As India enters a decisive decade of healthcare transformation, few leaders speak as candidly or as boldly as Ishiqa Multani, administrator, Sagar Hospital shaping one of the country’s fastest-modernising healthcare ecosystems. In this conversation, she discusses why leadership in healthcare must expand far beyond budgets, beds, and buildings, and how a new generation of patients are forcing institutions to rethink their very identity.
Q: Ms. Multani, you’ve been identified as one of the emerging voices redefining healthcare leadership. What is the biggest shift India is witnessing today?
A: The biggest shift is that leadership can no longer be operational alone, it must be cultural.
Hospitals aren’t just treating illnesses anymore; they are shaping trust, human experiences, emotional safety, and long-term wellbeing. Today’s patient expects transparency, dignity, and efficiency. And leaders must create systems that deliver this consistently. The old model where leadership was confined to compliance and administration is over. We are entering an era where leaders must think like designers, behavioural architects, and futurists who anticipate what healthcare should feel like, not just what it should cure.
Q: What leadership priorities need urgent redefinition within Indian hospitals?
A: Three areas require immediate focus. First, experience governance must be elevated to the leadership table. Patient experience shouldn’t be a department, it should be a board-level responsibility. Second, technology strategy must be purpose-driven. Digital systems should reduce friction, shorten queues, offer clarity in billing, and personalise communication. Leaders must ensure tech serves people, not the other way around. Third, people leadership matters more than infrastructure. A hospital’s success is determined by how its people behave under pressure, communicate with empathy, and treat patients with respect. Leaders must build cultures, not just facilities.
Q: You’ve spoken about the rise of the “new Indian patient.” What does s/he expect from healthcare leaders?
A: S/he expects accountability. S/he expects predictability. And s/he expects to be heard. This new patient is informed, involved, and unwilling to tolerate outdated attitudes. S/he values comfort, privacy, transparent communication, and trust. Leaders must acknowledge their influence almost every health decision at the family level. Therefore, systems must be built around dignity and design principles that make their experience smoother, safer, and emotionally supported.
Q: Emotional health is often ignored in healthcare leadership conversations. Why does it matter now?
A: Because emotional safety is clinical safety. Women come into hospitals carrying multiple layers: fear, responsibility, decision fatigue, and societal pressure. If leadership does not recognise this, the system becomes mechanistic and tone-deaf. Integrating counselling, design that reduces anxiety, softer staff behaviour, and supportive environments is not a luxury, it is leadership maturity.
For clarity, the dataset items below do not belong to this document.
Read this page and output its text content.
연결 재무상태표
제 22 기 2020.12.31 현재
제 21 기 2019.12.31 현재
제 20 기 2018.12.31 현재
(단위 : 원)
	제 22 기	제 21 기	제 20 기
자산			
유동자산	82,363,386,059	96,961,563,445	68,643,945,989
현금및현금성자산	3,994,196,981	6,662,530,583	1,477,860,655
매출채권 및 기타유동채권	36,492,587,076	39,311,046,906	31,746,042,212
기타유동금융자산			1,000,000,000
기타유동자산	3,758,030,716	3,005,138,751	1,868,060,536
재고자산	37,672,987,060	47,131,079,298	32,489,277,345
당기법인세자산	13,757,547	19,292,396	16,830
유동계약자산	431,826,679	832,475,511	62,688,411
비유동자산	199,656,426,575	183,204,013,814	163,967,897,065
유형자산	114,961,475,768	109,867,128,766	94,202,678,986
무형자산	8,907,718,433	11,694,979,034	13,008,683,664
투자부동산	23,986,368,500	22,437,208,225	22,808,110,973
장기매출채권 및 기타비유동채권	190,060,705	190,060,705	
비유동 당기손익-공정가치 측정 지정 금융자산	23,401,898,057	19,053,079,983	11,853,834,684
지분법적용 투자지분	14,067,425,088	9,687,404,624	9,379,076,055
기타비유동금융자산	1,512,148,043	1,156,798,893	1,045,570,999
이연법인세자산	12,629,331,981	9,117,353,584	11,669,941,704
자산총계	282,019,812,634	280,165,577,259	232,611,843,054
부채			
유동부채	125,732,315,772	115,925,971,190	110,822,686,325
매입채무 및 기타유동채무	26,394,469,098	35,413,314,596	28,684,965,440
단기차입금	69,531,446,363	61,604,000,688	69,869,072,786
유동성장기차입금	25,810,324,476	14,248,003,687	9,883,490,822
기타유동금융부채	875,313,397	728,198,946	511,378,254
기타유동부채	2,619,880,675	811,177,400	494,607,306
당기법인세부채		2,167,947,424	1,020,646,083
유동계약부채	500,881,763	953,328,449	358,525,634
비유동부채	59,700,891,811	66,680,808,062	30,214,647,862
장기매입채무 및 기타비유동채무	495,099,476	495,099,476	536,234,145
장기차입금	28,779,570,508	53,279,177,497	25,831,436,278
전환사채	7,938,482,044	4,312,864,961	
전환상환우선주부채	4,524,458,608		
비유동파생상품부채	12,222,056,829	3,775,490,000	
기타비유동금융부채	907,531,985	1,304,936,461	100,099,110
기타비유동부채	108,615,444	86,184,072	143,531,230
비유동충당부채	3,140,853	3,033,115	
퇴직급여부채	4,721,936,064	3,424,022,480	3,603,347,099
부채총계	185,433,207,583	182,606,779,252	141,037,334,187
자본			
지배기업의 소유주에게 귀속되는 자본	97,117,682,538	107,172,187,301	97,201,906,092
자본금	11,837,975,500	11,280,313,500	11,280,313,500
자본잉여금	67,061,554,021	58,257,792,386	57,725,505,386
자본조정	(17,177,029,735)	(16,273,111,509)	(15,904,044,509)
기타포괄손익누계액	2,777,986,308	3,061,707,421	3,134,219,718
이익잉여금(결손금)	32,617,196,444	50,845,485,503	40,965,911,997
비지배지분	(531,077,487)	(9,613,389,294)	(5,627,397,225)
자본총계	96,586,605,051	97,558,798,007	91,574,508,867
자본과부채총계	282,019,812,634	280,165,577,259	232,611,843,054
Emotional wellbeing must be embedded into operations, not treated as an afterthought.
Q: Leaders often focus heavily on technology and capital projects. What is underestimated the most?
A: Culture. Machines do not build trust, people do. A strong culture aligns clinical excellence with compassion, discipline, and responsiveness. Leadership must be present, visible, and value-driven. This is what keeps hospitals functioning during crises and what keeps patients loyal in the long term.
Q: What will define healthcare leadership in 2030?
A: Leaders who combine precision with humanity. Leaders who champion preventive care, embrace AI intelligently, and prioritise design-led environments. Most importantly, leaders who understand that healthcare is not an industry of transactions, it is a system that safeguards dignity. The future belongs to those who lead not just with strategy, but with soul.